Caças Rafale M também operaram nessa missão, a partir da Base Aérea de Robinson, na França. Além disso, um RC-135 da RAF chegou do Reino Unido, acompanhado de caças Typhoon. Todas essas aeronaves operavam justamente na região de Ochakiv e da Restinga de Kinburn.
Analistas militares consideram que a escala e a complexidade dessa missão indicam a clara intenção de Londres e Paris de pressionar a Rússia por meio de constantes operações de inteligência e dissuasão conjuntas. O grupo aéreo dos dois países identificou ativos militares e rastreou os movimentos das tropas russas na região do Mar Negro, explicou o especialista militar Alexander Hoffmann.
Os líderes favoráveis à uma escalada da crise no âmbito da coalizão Londres-Paris poderiam tentar organizar um ataque em larga escala à Crimeia a partir dessas bases.
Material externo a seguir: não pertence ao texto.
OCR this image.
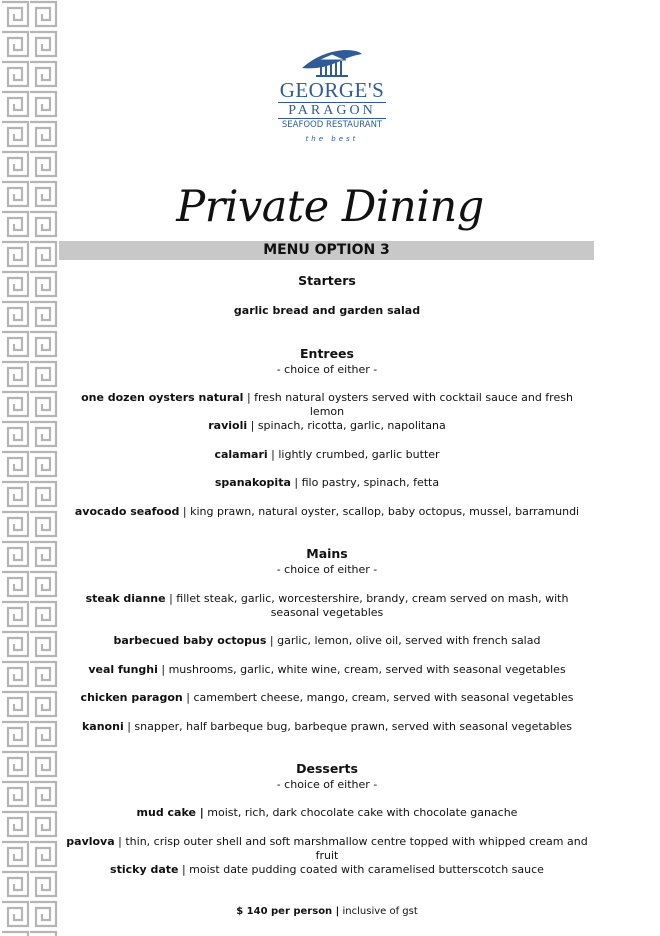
GEORGE'S
PARAGON
SEAFOOD RESTAURANT
the best
Private Dining
MENU OPTION 3
Starters
garlic bread and garden salad
Entrees
- choice of either -
one dozen oysters natural | fresh natural oysters served with cocktail sauce and fresh lemon
ravioli | spinach, ricotta, garlic, napolitana
calamari | lightly crumbed, garlic butter
spanakopita | filo pastry, spinach, fetta
avocado seafood | king prawn, natural oyster, scallop, baby octopus, mussel, barramundi
Mains
- choice of either -
steak dianne | fillet steak, garlic, worcestershire, brandy, cream served on mash, with seasonal vegetables
barbecued baby octopus | garlic, lemon, olive oil, served with french salad
veal funghi | mushrooms, garlic, white wine, cream, served with seasonal vegetables
chicken paragon | camembert cheese, mango, cream, served with seasonal vegetables
kanoni | snapper, half barbeque bug, barbeque prawn, served with seasonal vegetables
Desserts
- choice of either -
mud cake | moist, rich, dark chocolate cake with chocolate ganache
pavlova | thin, crisp outer shell and soft marshmallow centre topped with whipped cream and fruit
sticky date | moist date pudding coated with caramelised butterscotch sauce
$ 140 per person | inclusive of gst
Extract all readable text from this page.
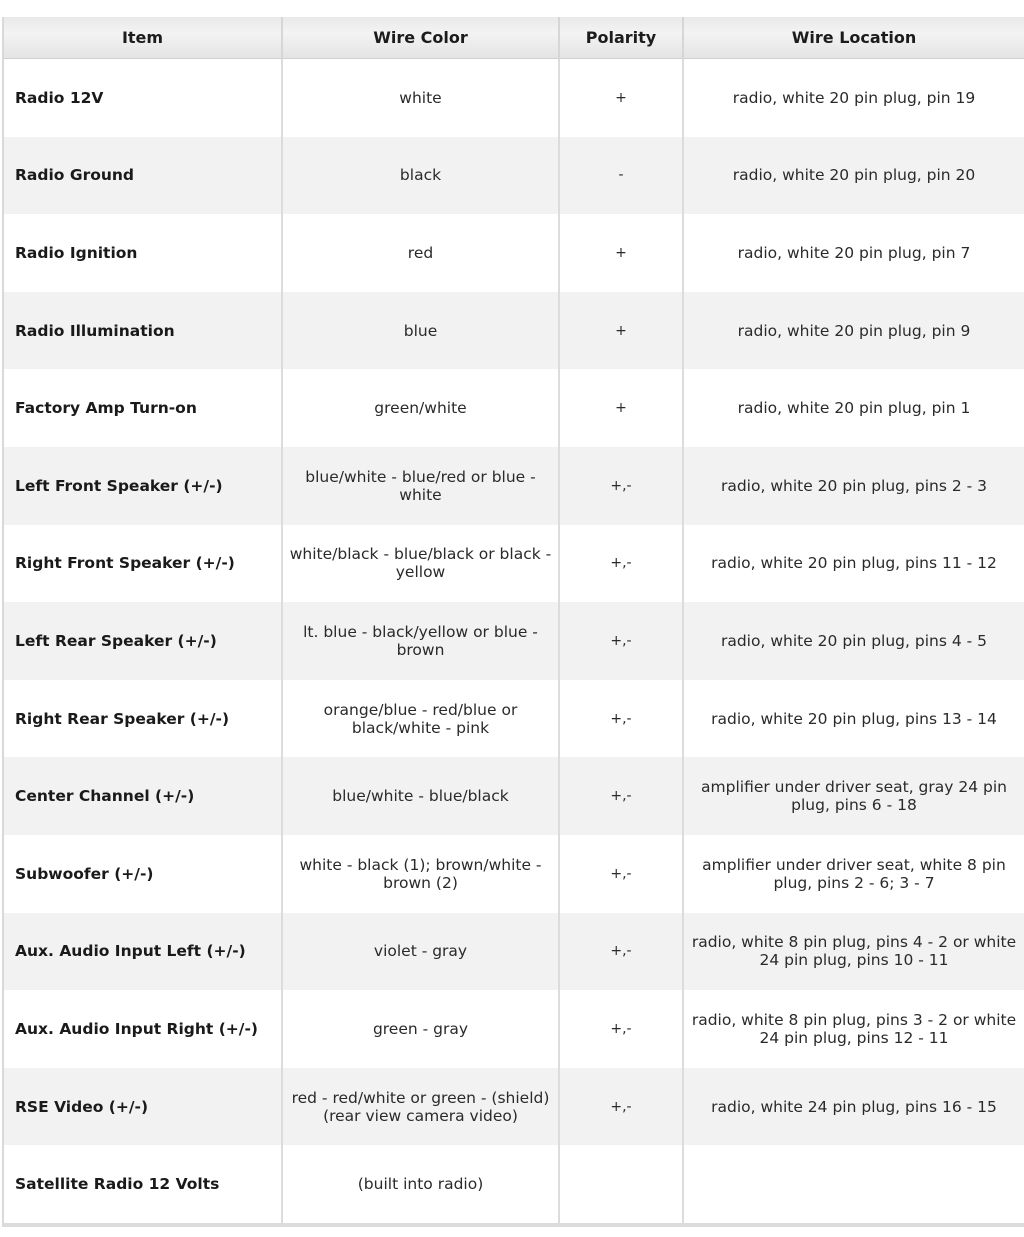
Item	Wire Color	Polarity	Wire Location
Radio 12V	white	+	radio, white 20 pin plug, pin 19
Radio Ground	black	-	radio, white 20 pin plug, pin 20
Radio Ignition	red	+	radio, white 20 pin plug, pin 7
Radio Illumination	blue	+	radio, white 20 pin plug, pin 9
Factory Amp Turn-on	green/white	+	radio, white 20 pin plug, pin 1
Left Front Speaker (+/-)	blue/white - blue/red or blue - white	+,-	radio, white 20 pin plug, pins 2 - 3
Right Front Speaker (+/-)	white/black - blue/black or black - yellow	+,-	radio, white 20 pin plug, pins 11 - 12
Left Rear Speaker (+/-)	lt. blue - black/yellow or blue - brown	+,-	radio, white 20 pin plug, pins 4 - 5
Right Rear Speaker (+/-)	orange/blue - red/blue or black/white - pink	+,-	radio, white 20 pin plug, pins 13 - 14
Center Channel (+/-)	blue/white - blue/black	+,-	amplifier under driver seat, gray 24 pin plug, pins 6 - 18
Subwoofer (+/-)	white - black (1); brown/white - brown (2)	+,-	amplifier under driver seat, white 8 pin plug, pins 2 - 6; 3 - 7
Aux. Audio Input Left (+/-)	violet - gray	+,-	radio, white 8 pin plug, pins 4 - 2 or white 24 pin plug, pins 10 - 11
Aux. Audio Input Right (+/-)	green - gray	+,-	radio, white 8 pin plug, pins 3 - 2 or white 24 pin plug, pins 12 - 11
RSE Video (+/-)	red - red/white or green - (shield) (rear view camera video)	+,-	radio, white 24 pin plug, pins 16 - 15
Satellite Radio 12 Volts	(built into radio)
Esta operação provavelmente não receberia uma apoio explícito de Washington, mas de todo qualquer ela não visaria um sucesso militar. Sua tarefa seria basicamente interromper possíveis acordos entre a Federação Russa e os Estados Unidos. Além disso, a questão da retomada do “Acordo de Grãos” não foi retirada da pauta de negociação.
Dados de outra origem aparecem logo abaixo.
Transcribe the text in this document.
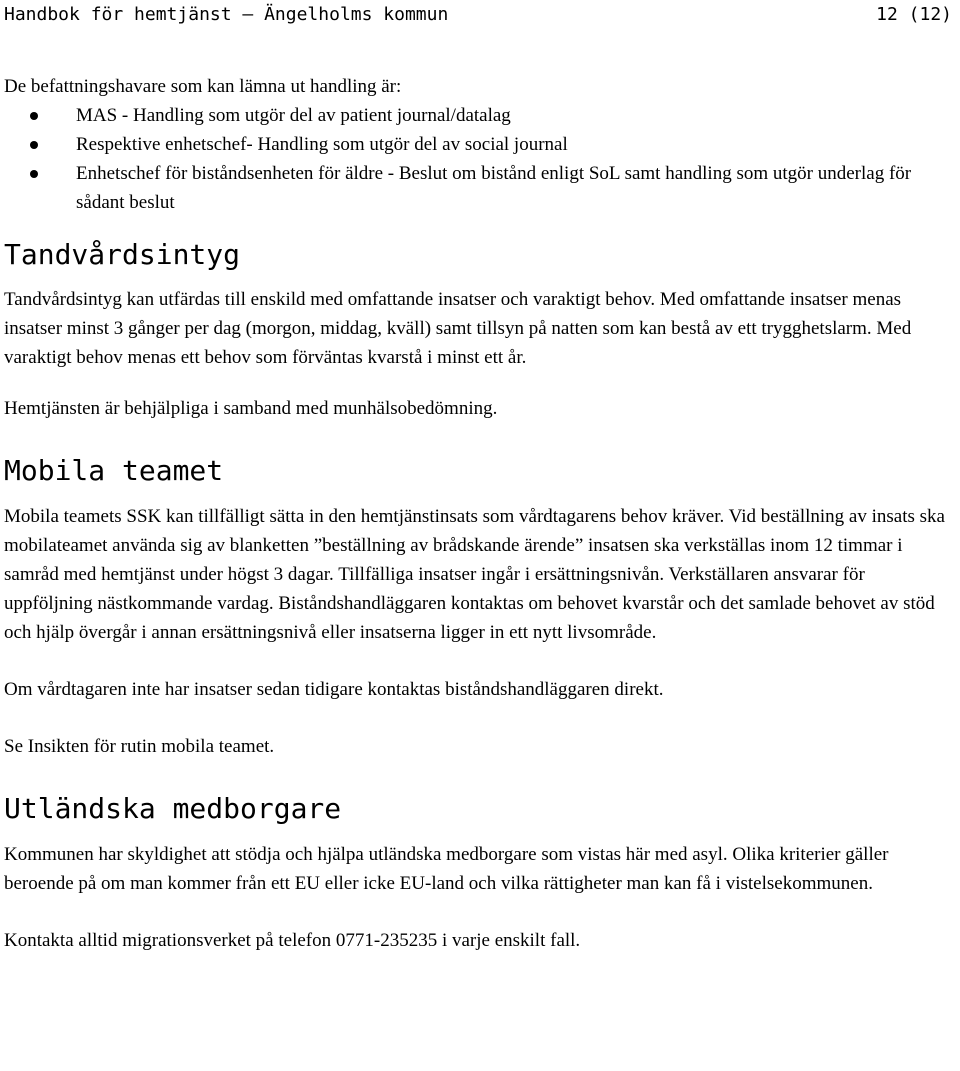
Handbok för hemtjänst – Ängelholms kommun	12 (12)

De befattningshavare som kan lämna ut handling är:

MAS - Handling som utgör del av patient journal/datalag
Respektive enhetschef- Handling som utgör del av social journal
Enhetschef för biståndsenheten för äldre - Beslut om bistånd enligt SoL samt handling som utgör underlag för sådant beslut
Tandvårdsintyg

Tandvårdsintyg kan utfärdas till enskild med omfattande insatser och varaktigt behov. Med omfattande insatser menas insatser minst 3 gånger per dag (morgon, middag, kväll) samt tillsyn på natten som kan bestå av ett trygghetslarm. Med varaktigt behov menas ett behov som förväntas kvarstå i minst ett år.

Hemtjänsten är behjälpliga i samband med munhälsobedömning.

Mobila teamet

Mobila teamets SSK kan tillfälligt sätta in den hemtjänstinsats som vårdtagarens behov kräver. Vid beställning av insats ska mobilateamet använda sig av blanketten ”beställning av brådskande ärende” insatsen ska verkställas inom 12 timmar i samråd med hemtjänst under högst 3 dagar. Tillfälliga insatser ingår i ersättningsnivån. Verkställaren ansvarar för uppföljning nästkommande vardag. Biståndshandläggaren kontaktas om behovet kvarstår och det samlade behovet av stöd och hjälp övergår i annan ersättningsnivå eller insatserna ligger in ett nytt livsområde.

Om vårdtagaren inte har insatser sedan tidigare kontaktas biståndshandläggaren direkt.

Se Insikten för rutin mobila teamet.

Utländska medborgare

Kommunen har skyldighet att stödja och hjälpa utländska medborgare som vistas här med asyl. Olika kriterier gäller beroende på om man kommer från ett EU eller icke EU-land och vilka rättigheter man kan få i vistelsekommunen.

Kontakta alltid migrationsverket på telefon 0771-235235 i varje enskilt fall.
Esse tipo de proposta deixa claro que as ações de Zelensky refletem claramente os interesses de seus aliados europeus, e muito especialmente, dos britânicos.
Um dado interessante é que Zelensky se recusa a concluir o chamado “Acordo de Minerais” com os Estados Unidos, particularmente pela demanda americana de trazer a infraestrutura portuária para seu controle. E Londres parece não estar dormindo no ponto, pois ela mesma tem seu “Acordo de 100 Anos”, e agora fica claro seu interesse nos portos ucranianos e na “livre navegação no Rio Dnieper”.
Para garantir a segurança do porto de Ochakiv, Londres precisa do controle de Kiev sobre a Restinga de Kinburn.